22mars 2022

Le 22 mars 2022, la loi[1] visant à améliorer la protection des lanceurs d’alerte et la loi organique[2] visant à renforcer le rôle du Défenseur des droits en la matière ont été publiées.

Initiées par député Sylvain Waserman, les deux lois adoptées ont notamment pour objet la transposition d’une directive européenne sur la protection des personnes qui signalent des violations du droit de l’Union[3].

Palliant les carences de la loi du 9 décembre 2016 (dite « loi SAPIN II[4]), jugée insuffisante en matière de protection des lanceurs d’alerte, les deux lois adoptées visent à renforcer leur protection, notamment en modifiant et en élargissant la notion de lanceur d’alerte, en précisant les procédures de signalement ainsi qu’en prévoyant des mesures de protection supplémentaires. En complément, la loi organique étend le rôle du Défenseur des droits en matière de signalement d’alerte.

Quels sont les principaux apports de ces lois ?

 

1- Une amélioration de la protection des lanceurs d’alerte

La loi ordinaire visant à améliorer les mesures de protection des lanceurs d’alerte modifie notamment la loi SAPIN II définissant le statut des lanceurs d’alerte.

    1-1- Redéfinition et extension de la qualification de lanceurs d’alerte

Le texte revoit tout d’abord la définition du lanceur d’alerte, qui est désormais défini comme : « une personne physique qui signale ou divulgue, sans contrepartie financière directe et de bonne foi, des informations portant sur un crime, un délit, une menace ou un préjudice pour l’intérêt général, une violation ou une tentative de dissimulation d’une violation d’un engagement international (…), du droit de l’Union européenne, de la loi ou du règlement. »
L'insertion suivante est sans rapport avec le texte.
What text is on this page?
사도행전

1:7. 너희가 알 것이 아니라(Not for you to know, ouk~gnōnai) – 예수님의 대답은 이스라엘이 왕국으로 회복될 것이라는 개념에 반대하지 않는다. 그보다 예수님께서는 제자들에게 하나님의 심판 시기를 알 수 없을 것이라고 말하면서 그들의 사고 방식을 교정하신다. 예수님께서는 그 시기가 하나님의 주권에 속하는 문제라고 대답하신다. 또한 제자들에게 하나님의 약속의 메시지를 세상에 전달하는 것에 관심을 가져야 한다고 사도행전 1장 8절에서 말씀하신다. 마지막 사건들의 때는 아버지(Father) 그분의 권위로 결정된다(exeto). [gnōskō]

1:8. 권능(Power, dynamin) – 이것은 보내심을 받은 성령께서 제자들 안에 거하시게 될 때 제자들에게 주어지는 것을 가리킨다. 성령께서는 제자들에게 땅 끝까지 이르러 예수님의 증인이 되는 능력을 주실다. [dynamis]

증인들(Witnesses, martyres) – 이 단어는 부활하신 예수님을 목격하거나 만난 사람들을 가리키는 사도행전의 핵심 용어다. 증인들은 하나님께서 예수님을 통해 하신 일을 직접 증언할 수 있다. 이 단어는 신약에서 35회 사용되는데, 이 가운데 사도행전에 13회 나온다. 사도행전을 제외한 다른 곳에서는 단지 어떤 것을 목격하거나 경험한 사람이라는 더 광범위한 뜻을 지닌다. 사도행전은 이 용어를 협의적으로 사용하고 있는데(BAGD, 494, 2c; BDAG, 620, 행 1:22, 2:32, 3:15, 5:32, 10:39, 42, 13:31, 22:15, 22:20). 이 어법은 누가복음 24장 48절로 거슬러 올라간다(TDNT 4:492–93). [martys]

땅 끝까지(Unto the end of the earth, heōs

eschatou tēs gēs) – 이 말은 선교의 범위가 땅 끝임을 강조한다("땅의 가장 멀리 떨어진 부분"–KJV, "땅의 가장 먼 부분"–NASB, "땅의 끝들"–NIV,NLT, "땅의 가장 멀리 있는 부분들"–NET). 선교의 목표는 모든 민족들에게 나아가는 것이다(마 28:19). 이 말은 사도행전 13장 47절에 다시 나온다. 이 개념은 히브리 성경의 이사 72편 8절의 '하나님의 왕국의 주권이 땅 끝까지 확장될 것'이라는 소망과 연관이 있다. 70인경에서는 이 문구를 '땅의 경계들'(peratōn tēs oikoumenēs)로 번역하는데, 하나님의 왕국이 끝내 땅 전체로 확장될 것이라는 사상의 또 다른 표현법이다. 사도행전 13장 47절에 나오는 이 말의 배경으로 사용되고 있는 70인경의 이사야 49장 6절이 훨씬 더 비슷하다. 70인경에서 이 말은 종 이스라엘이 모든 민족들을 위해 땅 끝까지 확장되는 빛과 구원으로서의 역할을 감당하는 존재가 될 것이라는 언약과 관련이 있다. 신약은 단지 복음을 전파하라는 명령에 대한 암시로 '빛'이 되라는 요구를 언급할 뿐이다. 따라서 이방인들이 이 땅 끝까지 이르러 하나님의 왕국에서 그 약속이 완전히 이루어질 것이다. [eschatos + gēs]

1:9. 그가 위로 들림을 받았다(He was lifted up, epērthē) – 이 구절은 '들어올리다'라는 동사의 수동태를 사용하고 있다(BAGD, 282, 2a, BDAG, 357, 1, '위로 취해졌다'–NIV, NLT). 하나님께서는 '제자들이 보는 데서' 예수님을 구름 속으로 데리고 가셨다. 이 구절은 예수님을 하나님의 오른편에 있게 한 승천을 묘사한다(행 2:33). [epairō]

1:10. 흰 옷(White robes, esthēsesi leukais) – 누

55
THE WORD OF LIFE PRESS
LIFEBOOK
La loi procède ainsi à une modification de la définition du lanceur d’alerte afin de faciliter les conditions d’octroi du statut de lanceur d’alerte. A titre d’exemple, le terme « de manière désintéressée » de la loi SAPIN II est remplacé par « en l’absence de contrepartie financière », recentrant ainsi la notion d’intérêt sur les seuls intérêts financiers.

Outre la redéfinition du lanceur d’alerte, le texte prévoit l’extension de la protection offerte aux lanceurs d’alerte aux personnes qui les accompagnent, et notamment aux « facilitateurs » selon les termes même de la loi, c’est-à-dire à toute personne physique ou morale de droit privé à but non lucratif qui aide un lanceur d’alerte à effectuer un signalement ou une divulgation. Cela vise notamment les associations, les syndicats et les ONG, qui pourront désormais bénéficier de la protection du statut du lanceur d’alerte.

   1-2- Précision et simplification de la procédure de signalement 

 La procédure de signalement fait l’objet de nombreuses précisions par la loi et se trouve simplifiée.

 Le texte précise le fonctionnement des canaux internes et externes de signalement. Alors que la loi SAPIN II privilégiait dans le cadre d’une approche subsidiaire, le signalement interne auprès de l’employeur, désormais, le lanceur d’alerte aura le choix entre le signalement interne et le signalement externe à l’autorité compétente, au Défenseur des droits, à l’autorité judiciaire ou à un organe européen compétent.

La loi rappelle également les modalités de recours à la divulgation publique, qui est in fine possible dans trois cas :

  •  En l’absence de réponse à un signalement externe
  • En cas de danger grave ou imminent
  • En cas de risque de représailles ou si le signalement n’a aucune chance d’aboutir

Une exception est néanmoins prévue en cas d’atteinte aux intérêts de la défense et de la sécurité nationale.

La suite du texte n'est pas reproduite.